# Change of variables formula for random variable

On Durrett, it has a theorem saying: Let $X$ is a random variable, and $f$ is a measurable function on $\mathbb{R}$. Assume $f\geq 0$ or $E|f(X)| < \infty$, then we have $Ef(X) = \int_{\mathbb{R}} f(y) d \mu (y)$, where $\mu$ is the probablity measure induced by the random variable $X$.

My question is: when we compute $Ef(X)$, why do we implicitly ignore the condition $f\geq 0$ or $E|f(X)| < \infty$ ? Actually, $E|f(X)| < \infty$ is not easy to be verified.

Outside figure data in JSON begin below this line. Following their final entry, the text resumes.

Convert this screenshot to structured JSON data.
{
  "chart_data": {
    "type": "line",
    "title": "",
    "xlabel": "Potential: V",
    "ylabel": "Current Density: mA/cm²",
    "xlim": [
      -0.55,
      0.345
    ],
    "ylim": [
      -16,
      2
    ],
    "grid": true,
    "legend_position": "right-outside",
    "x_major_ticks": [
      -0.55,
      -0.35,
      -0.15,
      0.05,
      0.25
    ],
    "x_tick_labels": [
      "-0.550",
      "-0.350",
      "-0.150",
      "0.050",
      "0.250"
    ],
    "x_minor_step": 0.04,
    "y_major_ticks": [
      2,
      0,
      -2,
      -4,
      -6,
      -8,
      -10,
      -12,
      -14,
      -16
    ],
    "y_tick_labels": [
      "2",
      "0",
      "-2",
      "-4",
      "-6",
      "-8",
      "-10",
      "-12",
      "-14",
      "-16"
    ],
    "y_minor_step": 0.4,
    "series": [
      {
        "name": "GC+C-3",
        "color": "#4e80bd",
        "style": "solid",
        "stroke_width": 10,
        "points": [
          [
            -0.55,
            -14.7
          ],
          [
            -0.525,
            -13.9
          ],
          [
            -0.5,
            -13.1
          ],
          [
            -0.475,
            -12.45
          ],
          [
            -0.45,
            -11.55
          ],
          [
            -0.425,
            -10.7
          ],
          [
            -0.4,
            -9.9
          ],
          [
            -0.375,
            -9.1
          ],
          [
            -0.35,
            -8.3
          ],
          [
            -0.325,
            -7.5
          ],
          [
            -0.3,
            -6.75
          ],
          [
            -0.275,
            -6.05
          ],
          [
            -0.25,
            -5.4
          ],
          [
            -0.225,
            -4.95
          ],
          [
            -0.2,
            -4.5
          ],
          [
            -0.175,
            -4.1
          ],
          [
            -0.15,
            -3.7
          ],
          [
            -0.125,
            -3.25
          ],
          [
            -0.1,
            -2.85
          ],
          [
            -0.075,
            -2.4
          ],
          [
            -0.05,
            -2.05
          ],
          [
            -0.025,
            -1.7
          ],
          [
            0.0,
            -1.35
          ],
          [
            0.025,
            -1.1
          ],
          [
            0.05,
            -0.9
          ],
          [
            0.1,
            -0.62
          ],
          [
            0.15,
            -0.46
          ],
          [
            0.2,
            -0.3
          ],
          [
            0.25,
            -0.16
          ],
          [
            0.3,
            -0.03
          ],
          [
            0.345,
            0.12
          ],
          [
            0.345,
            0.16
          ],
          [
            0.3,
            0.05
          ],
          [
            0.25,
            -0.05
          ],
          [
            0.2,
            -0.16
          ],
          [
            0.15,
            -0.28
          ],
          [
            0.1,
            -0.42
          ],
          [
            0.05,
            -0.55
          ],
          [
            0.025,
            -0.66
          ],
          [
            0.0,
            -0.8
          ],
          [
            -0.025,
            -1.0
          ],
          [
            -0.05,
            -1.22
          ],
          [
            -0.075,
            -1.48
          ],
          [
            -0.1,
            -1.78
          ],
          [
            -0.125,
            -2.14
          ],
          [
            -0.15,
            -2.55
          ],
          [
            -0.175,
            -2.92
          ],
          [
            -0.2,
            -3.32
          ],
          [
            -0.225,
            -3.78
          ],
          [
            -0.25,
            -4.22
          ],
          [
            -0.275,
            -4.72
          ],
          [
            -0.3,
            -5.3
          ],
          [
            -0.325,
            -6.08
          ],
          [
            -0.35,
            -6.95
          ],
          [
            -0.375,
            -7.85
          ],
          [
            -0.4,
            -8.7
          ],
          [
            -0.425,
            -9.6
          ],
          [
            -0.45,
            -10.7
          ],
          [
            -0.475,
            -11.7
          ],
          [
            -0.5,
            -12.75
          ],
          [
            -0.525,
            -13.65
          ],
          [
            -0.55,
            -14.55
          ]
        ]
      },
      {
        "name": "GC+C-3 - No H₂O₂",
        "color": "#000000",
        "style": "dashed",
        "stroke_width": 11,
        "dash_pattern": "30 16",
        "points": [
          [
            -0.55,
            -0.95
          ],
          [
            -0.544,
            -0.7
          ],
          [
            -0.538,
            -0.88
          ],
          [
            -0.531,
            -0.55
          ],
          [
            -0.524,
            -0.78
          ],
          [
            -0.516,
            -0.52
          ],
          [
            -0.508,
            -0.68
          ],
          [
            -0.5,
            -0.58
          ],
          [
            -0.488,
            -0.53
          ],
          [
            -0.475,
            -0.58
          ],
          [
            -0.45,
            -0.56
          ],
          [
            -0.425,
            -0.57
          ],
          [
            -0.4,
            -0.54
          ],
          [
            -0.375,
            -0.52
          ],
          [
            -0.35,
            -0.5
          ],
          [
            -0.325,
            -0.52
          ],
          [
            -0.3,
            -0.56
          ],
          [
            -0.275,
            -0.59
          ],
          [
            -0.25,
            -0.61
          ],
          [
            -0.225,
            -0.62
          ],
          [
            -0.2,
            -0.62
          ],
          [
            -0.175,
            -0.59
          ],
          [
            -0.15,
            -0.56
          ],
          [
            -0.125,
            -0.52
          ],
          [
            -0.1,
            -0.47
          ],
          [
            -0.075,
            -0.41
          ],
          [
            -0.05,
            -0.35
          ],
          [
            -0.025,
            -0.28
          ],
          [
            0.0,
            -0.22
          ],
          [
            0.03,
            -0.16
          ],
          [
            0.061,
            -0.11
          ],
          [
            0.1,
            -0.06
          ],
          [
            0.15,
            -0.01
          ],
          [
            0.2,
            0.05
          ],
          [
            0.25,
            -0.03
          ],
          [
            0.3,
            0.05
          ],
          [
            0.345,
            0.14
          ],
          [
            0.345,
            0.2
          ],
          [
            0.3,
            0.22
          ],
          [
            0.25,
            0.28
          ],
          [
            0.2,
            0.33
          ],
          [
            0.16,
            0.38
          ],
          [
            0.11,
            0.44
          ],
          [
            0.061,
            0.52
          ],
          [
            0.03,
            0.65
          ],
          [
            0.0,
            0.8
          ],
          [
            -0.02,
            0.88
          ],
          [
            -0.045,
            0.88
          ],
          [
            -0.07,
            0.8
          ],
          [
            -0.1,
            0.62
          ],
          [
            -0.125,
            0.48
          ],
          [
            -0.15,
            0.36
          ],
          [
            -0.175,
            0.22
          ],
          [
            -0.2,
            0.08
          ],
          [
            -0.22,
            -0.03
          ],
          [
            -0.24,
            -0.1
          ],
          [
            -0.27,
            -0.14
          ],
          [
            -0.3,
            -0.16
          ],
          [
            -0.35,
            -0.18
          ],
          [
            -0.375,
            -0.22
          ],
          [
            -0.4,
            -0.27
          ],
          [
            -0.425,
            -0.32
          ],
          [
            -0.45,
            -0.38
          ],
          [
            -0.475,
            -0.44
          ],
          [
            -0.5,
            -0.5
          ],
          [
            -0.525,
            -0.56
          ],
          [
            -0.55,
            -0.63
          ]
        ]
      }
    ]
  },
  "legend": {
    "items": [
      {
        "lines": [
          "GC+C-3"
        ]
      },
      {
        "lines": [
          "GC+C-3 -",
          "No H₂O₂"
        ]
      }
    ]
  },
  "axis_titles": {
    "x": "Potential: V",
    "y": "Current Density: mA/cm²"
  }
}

For example, let $X$ has an exponential distribution with rate 1, then $$EX^k = \int_0 ^{\infty} x^ke^{(-k)} dx = k!$$ we apply the change of variable without checking that $E|X^3| < \infty$. We do not even know what the random variable is.

A more general question is that when we talk about a random variable, why we usually ignore the probability space and the random variable which is a measurable function on such space?

I know that for each distribution function, there is a probability space with a random variable whose has the distribution function as its distribution. Namely, $\Omega = (0,1), p$ = lebesgue measure...

Based on what I understand, the condition of $f\ge 0$ or $\mathbf{E}|f(X)| < \infty$ is necessary for defining $\mathbf{E}f(X)$. First, by the monotone property of integral, $\mathbf{E}|f(X)| < \infty$ implies $\mathbf{E}f(X) < \infty$. Thus we can process or develop some theory based on this assumption. And such conditon brings various useful properties such as small-tail bound.
When only $f \ge 0$ is given, we cannot generally expect $\mathbf{E}f(X)$ be finite. However, it is allowed to be infinite. Thank about how the integration is defined in the first place (first, defined on simple functions, extended to non-negative functions, and general functions).
Therefore, when we compute $\mathbf{E}f(X)$, we do not ignore the fact that $\mathbf{E}|f(X)| < \infty$ or $f > 0$. Without such conditions, only few things can be discussed, as it is $\infty$.